Medicare Payment

Widening Payment Gap Between Independent Physicians and Hospitals Threatens Community-Based Cancer Care

On July 10, 2024, the Centers for Medicare & Medicaid Services (CMS) released the CY 2025 Physician Fee Schedule (PFS) proposed rule. For CY2025, CMS is proposing a 2.8% across-the-board payment cut. This reflects the statutorily-required update to the conversion factor for CY 2025 of 0%, the expiration of the 2.93% increase for 2024 required by the Consolidated Appropriations Act of 2024, and a 0.05% statutorily-required budget neutrality adjustment.

This is the fifth straight year CMS has called for a reduction in the conversion factor and reimbursement under the physician fee schedule. While Congress has thankfully passed legislation to mitigate some (but not all) of these proposed cuts, inflation and practice expenses have continued to rise. The cost of staffing and interest rates continue to grow. According to the American Medical Association, when adjusting for the full impact of inflation on practice costs, Medicare physician payment has declined by 26% from 2001 to 2023. The failure for the PFS to keep up with inflation, and its failure to account for the costs of many specialized oncology resources, make it difficult for community oncology practices to remain financially sustainable. 

While CMS is decreasing reimbursement to the physician fee schedule, the agency is increasing payment for hospital-based providers paid on the hospital outpatient prospective payment system (OPPS). For CY 2025, CMS is proposing to increase OPPS payments by 2.6%. This growing disparity across sites is simply unsustainable. It encourages vertical integration, hurts patients’ access to care, and actually increases cost to the Medicare system and patients in the long run.  

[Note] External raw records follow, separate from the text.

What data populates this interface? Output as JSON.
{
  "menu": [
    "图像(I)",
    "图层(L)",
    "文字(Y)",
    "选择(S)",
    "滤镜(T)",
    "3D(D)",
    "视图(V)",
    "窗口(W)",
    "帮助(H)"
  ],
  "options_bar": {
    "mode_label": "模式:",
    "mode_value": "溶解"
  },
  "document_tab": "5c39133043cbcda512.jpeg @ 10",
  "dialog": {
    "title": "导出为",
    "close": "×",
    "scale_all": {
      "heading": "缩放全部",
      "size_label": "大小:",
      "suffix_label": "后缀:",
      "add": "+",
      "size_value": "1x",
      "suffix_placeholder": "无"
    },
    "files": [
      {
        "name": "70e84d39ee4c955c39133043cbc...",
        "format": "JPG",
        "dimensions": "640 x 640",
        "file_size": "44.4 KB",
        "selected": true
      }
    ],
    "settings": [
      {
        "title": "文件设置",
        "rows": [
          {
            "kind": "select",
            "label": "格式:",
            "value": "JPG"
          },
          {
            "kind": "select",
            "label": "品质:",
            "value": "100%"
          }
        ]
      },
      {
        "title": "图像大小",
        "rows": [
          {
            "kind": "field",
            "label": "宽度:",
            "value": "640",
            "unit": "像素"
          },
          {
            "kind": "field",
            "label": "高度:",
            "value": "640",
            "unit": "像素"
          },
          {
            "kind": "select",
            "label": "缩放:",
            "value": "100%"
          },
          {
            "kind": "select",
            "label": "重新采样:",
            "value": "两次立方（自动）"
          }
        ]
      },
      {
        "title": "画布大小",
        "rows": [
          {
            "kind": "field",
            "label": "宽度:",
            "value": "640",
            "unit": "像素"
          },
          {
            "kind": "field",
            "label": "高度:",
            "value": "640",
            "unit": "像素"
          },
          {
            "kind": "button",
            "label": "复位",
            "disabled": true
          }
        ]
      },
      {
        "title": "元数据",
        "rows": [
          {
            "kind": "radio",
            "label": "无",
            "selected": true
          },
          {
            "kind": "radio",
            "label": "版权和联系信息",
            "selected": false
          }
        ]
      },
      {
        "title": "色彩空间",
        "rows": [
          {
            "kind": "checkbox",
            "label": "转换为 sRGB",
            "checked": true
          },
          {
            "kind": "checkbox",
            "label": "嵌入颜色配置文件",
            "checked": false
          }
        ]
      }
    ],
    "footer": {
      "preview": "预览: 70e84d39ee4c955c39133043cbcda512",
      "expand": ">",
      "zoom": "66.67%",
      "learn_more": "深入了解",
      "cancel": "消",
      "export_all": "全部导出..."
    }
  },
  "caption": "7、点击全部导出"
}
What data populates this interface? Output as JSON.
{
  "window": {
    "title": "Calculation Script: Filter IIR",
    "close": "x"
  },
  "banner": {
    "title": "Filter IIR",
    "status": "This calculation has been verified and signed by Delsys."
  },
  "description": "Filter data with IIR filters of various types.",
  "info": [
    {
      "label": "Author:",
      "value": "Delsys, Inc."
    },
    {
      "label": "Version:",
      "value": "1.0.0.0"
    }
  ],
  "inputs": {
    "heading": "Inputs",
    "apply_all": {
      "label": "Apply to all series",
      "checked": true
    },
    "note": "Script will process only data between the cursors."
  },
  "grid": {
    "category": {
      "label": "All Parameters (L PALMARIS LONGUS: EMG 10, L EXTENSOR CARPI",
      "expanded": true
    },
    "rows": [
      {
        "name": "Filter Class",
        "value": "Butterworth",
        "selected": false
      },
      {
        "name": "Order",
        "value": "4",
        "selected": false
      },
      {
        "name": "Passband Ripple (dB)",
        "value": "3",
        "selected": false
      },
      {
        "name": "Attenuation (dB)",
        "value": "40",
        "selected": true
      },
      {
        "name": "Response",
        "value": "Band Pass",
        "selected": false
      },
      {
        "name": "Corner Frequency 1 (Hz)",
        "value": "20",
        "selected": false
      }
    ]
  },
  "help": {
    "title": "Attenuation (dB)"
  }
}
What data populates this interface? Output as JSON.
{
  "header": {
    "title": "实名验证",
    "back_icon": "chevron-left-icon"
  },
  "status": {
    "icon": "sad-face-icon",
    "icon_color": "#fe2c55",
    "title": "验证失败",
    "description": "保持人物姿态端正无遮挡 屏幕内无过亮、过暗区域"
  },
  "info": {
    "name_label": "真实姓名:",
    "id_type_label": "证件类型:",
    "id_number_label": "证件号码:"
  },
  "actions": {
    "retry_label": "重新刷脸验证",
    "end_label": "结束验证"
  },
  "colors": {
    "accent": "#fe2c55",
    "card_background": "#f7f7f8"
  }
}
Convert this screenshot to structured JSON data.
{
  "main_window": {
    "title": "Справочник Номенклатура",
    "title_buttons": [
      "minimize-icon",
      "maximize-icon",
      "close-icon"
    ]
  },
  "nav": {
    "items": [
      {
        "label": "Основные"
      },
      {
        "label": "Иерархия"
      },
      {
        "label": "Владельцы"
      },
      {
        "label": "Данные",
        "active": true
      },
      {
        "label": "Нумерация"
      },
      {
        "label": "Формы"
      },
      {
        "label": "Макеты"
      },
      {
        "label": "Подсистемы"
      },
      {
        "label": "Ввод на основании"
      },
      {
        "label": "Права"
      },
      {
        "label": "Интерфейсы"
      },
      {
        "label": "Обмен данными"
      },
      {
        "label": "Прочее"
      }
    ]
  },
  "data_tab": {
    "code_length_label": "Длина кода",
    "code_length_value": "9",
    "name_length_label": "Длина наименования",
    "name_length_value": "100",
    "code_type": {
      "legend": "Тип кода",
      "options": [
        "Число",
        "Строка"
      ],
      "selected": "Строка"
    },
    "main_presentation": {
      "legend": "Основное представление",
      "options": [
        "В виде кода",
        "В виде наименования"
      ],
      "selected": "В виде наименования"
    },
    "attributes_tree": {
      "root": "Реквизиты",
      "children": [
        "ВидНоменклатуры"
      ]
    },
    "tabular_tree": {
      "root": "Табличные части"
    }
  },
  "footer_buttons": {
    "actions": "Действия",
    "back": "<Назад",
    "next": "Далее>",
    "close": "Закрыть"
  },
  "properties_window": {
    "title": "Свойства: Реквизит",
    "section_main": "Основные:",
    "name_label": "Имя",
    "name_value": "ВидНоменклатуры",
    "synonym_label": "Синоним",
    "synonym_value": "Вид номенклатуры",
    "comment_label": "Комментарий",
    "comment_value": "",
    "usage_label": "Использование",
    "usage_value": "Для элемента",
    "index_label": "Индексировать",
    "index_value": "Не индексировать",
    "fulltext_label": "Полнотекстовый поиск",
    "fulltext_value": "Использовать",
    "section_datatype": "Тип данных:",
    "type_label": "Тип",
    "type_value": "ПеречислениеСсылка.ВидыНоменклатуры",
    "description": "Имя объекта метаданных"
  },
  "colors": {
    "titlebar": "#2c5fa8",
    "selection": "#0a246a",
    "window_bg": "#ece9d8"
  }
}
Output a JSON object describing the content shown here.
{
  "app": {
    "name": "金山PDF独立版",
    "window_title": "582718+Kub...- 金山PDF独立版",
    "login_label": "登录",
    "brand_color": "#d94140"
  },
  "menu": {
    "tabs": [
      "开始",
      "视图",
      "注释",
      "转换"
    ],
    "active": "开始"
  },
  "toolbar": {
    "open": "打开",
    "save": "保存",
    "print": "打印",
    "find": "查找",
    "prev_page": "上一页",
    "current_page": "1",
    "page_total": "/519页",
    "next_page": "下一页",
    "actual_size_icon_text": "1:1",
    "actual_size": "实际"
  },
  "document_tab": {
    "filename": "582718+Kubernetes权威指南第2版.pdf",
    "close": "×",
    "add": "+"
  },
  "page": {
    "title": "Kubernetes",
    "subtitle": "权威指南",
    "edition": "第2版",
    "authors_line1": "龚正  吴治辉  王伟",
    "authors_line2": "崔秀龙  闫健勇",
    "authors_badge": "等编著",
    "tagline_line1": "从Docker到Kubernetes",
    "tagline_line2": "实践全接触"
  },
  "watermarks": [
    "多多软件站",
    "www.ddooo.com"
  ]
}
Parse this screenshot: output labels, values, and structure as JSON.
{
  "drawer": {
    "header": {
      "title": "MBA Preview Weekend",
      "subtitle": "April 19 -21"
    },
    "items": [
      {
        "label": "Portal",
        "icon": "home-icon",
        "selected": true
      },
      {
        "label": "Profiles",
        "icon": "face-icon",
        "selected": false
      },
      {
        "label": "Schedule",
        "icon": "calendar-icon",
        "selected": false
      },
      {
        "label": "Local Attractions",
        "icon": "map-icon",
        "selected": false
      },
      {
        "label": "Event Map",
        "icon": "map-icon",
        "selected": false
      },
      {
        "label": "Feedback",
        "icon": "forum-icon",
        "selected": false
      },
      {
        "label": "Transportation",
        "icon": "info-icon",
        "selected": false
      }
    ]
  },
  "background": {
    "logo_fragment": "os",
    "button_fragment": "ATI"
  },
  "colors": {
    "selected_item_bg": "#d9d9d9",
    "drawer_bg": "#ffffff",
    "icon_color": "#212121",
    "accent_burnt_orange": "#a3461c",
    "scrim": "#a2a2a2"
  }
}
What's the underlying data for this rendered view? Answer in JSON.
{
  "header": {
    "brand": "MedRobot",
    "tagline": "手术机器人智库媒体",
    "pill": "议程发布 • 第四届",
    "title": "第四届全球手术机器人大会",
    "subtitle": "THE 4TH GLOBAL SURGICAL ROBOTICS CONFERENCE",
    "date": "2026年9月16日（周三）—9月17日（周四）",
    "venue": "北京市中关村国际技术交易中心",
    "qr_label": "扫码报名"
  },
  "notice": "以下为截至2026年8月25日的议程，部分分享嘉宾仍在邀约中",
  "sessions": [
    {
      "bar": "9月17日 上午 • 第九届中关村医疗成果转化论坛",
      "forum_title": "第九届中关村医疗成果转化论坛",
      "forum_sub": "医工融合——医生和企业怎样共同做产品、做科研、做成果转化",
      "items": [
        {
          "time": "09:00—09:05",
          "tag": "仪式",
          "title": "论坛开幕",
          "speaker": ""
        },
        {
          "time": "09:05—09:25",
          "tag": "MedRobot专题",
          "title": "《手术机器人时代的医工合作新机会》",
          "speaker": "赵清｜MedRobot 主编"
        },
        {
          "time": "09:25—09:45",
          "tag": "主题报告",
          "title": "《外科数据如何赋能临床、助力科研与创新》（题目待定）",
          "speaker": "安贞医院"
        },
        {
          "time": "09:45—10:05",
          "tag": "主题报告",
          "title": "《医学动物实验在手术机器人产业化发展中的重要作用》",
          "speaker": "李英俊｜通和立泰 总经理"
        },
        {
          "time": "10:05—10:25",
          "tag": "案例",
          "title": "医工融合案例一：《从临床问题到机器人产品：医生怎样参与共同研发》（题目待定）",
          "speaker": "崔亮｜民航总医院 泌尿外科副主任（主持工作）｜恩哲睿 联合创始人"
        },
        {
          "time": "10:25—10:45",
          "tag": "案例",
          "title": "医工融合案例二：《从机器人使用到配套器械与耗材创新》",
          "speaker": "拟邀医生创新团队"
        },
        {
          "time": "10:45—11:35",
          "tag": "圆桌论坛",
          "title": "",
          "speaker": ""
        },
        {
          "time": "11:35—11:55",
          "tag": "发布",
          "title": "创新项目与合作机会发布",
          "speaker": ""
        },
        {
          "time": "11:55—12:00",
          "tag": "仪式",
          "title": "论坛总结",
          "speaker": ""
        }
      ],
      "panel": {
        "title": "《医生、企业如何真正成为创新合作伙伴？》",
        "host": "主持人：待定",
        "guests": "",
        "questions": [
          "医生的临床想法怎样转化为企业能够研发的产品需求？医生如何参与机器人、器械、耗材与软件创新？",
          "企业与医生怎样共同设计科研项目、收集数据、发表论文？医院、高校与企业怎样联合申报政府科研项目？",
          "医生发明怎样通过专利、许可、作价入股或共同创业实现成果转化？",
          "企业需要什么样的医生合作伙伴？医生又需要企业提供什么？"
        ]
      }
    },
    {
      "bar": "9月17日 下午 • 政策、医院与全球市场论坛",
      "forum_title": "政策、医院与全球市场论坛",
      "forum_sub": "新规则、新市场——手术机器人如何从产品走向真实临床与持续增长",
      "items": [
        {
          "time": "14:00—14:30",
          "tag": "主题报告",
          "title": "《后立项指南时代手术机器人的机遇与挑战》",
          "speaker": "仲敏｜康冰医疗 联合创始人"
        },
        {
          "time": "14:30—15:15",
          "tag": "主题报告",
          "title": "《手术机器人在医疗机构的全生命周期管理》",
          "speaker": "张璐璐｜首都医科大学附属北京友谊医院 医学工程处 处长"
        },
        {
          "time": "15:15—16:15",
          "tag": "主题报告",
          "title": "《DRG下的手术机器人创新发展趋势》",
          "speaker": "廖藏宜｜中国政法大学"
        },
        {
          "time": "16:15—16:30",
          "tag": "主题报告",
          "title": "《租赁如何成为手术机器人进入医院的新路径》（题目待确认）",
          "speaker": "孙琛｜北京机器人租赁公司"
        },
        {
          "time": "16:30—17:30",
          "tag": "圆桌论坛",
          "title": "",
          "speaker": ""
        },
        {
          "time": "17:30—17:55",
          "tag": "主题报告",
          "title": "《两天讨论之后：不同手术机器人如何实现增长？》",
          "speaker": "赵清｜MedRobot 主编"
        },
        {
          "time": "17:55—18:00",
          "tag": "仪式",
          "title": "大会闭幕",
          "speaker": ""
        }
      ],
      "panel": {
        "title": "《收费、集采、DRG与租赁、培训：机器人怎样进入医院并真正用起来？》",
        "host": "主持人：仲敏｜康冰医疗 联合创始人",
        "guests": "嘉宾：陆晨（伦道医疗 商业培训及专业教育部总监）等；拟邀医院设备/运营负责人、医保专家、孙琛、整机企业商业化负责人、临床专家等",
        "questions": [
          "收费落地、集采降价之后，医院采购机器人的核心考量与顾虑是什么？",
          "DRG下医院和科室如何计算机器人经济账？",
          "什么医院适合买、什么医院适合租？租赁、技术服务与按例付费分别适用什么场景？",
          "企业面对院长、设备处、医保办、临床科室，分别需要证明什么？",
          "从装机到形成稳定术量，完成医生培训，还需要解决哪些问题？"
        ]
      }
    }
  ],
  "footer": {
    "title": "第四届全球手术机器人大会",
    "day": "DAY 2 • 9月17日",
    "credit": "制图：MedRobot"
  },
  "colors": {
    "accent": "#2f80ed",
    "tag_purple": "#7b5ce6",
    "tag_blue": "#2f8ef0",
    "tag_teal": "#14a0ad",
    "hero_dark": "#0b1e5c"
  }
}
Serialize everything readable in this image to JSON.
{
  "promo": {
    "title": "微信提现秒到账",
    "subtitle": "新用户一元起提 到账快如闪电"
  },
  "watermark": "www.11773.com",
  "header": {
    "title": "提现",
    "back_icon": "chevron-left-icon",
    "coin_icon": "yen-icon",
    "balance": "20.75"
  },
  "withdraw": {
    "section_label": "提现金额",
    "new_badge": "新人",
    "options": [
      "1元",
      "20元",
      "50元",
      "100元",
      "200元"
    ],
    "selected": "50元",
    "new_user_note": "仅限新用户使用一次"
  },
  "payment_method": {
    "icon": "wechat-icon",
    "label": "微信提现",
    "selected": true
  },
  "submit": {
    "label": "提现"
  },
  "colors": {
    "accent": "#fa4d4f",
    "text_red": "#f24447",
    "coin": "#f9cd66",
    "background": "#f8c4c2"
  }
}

“It is really discouraging to see the Medicare physician fee schedule cut year after year,” said Dr. Marcus Neubauer, Chief Medical Officer of The US Oncology Network. “Independent oncology practices support high-quality care for patients in communities across the nation. Cuts that threaten our sustainability and access to care for our patients must end– it isn’t good for cancer care.”

Clearly, more needs to be done to protect the viability of independent physician practices. The Network looks forward to working with Congress, CMS, and other physician stakeholders to find a long-term solution that stabilizes Medicare payment and accounts for rising inflation.

To read a summary of the CY25 Physician Fee Schedule proposed rule, CLICK HERE.

To read the Network’s comment letter to CMS on the CY24 proposed rule, CLICK HERE.

To read the stakeholder letter thanking the sponsors of H.R. 2474, which would provide a permanent inflation-based update to the PFS conversion factor, CLICK HERE.

To learn more about The Network’s recommendations on how to stabilize the Medicare payment system and increase provider participation in value-based payment models: CLICK HERE.

Sequestration

In 2011, Congress enacted the Budget Control Act of 2011 which applied a mandatory 2% sequester cut to Part B drugs. Additionally, when the ASP+6% formula was first introduced, Congress required that the prompt pay discounts that pharmaceutical manufacturers extend to distributors for timely payment be included in the calculation of ASP, further lowering the reimbursement centers receive.

As a result of the sequester cut and the prompt pay inclusion, the true amount that community cancer centers receive for administering Part B drugs is equivalent to approximately ASP+2.3% – and that’s if the centers are able to obtain drugs at ASP in the first place. Many small and rural community cancer centers are unable to leverage the buying power of larger centers and end up paying higher than ASP to acquire certain drugs.

Unfortunately, Congress keeps extending the sequester as a way to prevent other scheduled cuts to the Medicare program. While there was a temporary suspension to sequester payment cuts in response to the COVID-19 pandemic, the full 2% sequester returned on July 1, 2022 and is scheduled to run through June of 2032.

There are several ways that the Administration and Congress can act to avoid the most devastating sequestration impacts. CMS has the authority to exempt cancer drugs from the sequester cut or to apply the 2% sequester cut only to the 6% services payment. Additionally, Congress can pass legislation to exclude prompt pay discounts from the calculation of ASP.